News

Heartbreaking poem makes impact

By Dairy News

THE REALITY of fire has been laid bare in a poem that has been shared on social media more than 6700 times.

The emotive statement by Corryong woman Georgia Wilson paints a grim picture for many farming families across the Upper Murray who were left with relatively nothing but burnt paddocks and dead stock.

But Georgia insists her Facebook post was one of hope.

"I wrote it to provide an insight into what farmers in, not only our area, but all fire-torn areas are facing," she said.

"Farming is a tough gig as it is, but these fires make it a thousand times harder.

"I think many people are making it a political debate and taking the focus away from all those who have been impacted and need help.

"My family has two different properties up Thowgla and Nariel Gap, which got completely burnt out, we lost some stock up at those farms but thought we would lose a lot more.

"However, we consider ourselves extremely lucky because the home farm with the dairy and house on it were not affected."

The poem steps out things "people may not really think about".

It is complete devastation.

It is utter heartbreak.

It is an emotional roller coaster.

It is having no sleep.

It is not knowing what to do next.

It is red, sore eyes

For Georgia and her family, the anxiety is not over yet.

"We’ve lost about 140 hectares, we are now farming off about 120, but due to our home farm not burning we still have a degree of anxiety about when and if the home farm will burn," she said.

"We are somewhat hesitant bringing all the cattle home off the burnt farms.

"We lost around 15 to 20 head which is nothing compared to others, however, we expected the whole lot to go with the ferocity of the fire."

If it wasn’t for Georgia and her mother’s bravery at 2 am one morning she believes they would have "lost a lot more".

"Mum and I went and got some of the cattle into the yards and just hoped for the best," she said.

"We are finding that as time goes by some of the cattle are deteriorating — the main problems are general burns, burnt feet and burnt eyes, it’s a pretty horrific scene.

"The reality is farmers hate seeing stock in pain and ultimately just want to do what is best for them, which could include having to shoot them."

The family also lost kilometres of fencing, a hay shed and multiple silage bales.

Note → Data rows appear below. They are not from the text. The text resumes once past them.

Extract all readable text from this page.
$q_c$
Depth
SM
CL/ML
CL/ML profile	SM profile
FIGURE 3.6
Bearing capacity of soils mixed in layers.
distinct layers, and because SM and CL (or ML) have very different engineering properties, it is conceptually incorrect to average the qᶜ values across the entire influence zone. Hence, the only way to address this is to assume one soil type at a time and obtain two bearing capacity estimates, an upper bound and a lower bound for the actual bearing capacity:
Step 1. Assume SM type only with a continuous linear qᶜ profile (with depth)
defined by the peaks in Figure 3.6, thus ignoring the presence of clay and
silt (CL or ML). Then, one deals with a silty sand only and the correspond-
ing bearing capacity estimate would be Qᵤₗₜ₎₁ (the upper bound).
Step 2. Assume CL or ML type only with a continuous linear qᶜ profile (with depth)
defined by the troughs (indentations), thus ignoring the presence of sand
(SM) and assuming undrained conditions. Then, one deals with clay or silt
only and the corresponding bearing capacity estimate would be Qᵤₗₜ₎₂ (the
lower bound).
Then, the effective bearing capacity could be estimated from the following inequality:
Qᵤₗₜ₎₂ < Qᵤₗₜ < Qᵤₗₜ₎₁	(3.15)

"After reading my post, I hope people have a bit more of an understanding to what the reality of fires are for many and the heartache it causes," Georgia said.

"They can then share it with all their friends so everyone can understand and continue to donate and support the families and communities that are doing it tough.

"I also hope that it makes farmers realise that they need to come together and help each other out."

It is complete devastation.

It is utter heartbreak.

It is an emotional roller coaster.

It is having no sleep.

It is not knowing what to do next.

It is red, sore eyes.

It is having no power or communication.

It is the separation of families.

It is grief. Anger. Guilt.

It is having to shoot your own cattle to put them out of their misery.

It is unpredictable.

It is sirens, red and blue flashing lights.

It is the sound of the emergency app, praying that it’s not getting close.

It is pouring thousands of litres of milk down the drain.

It is learning how to sacrifice.

It is hoping that those that are out fighting will return home safely.

It is thinking about all the “what ifs”.

It is watching tears stream down the face of some of the strongest people.

It is wondering when you’re going to wake up from this nightmare.

It is seeing many years of hard work burn in minutes.

It is watching your livelihood go up in flames.

This is the reality of fires. It hurts and no one can prepare you for it. With time, the grass will get greener and life will go back to the way it once was. We just have to remember that.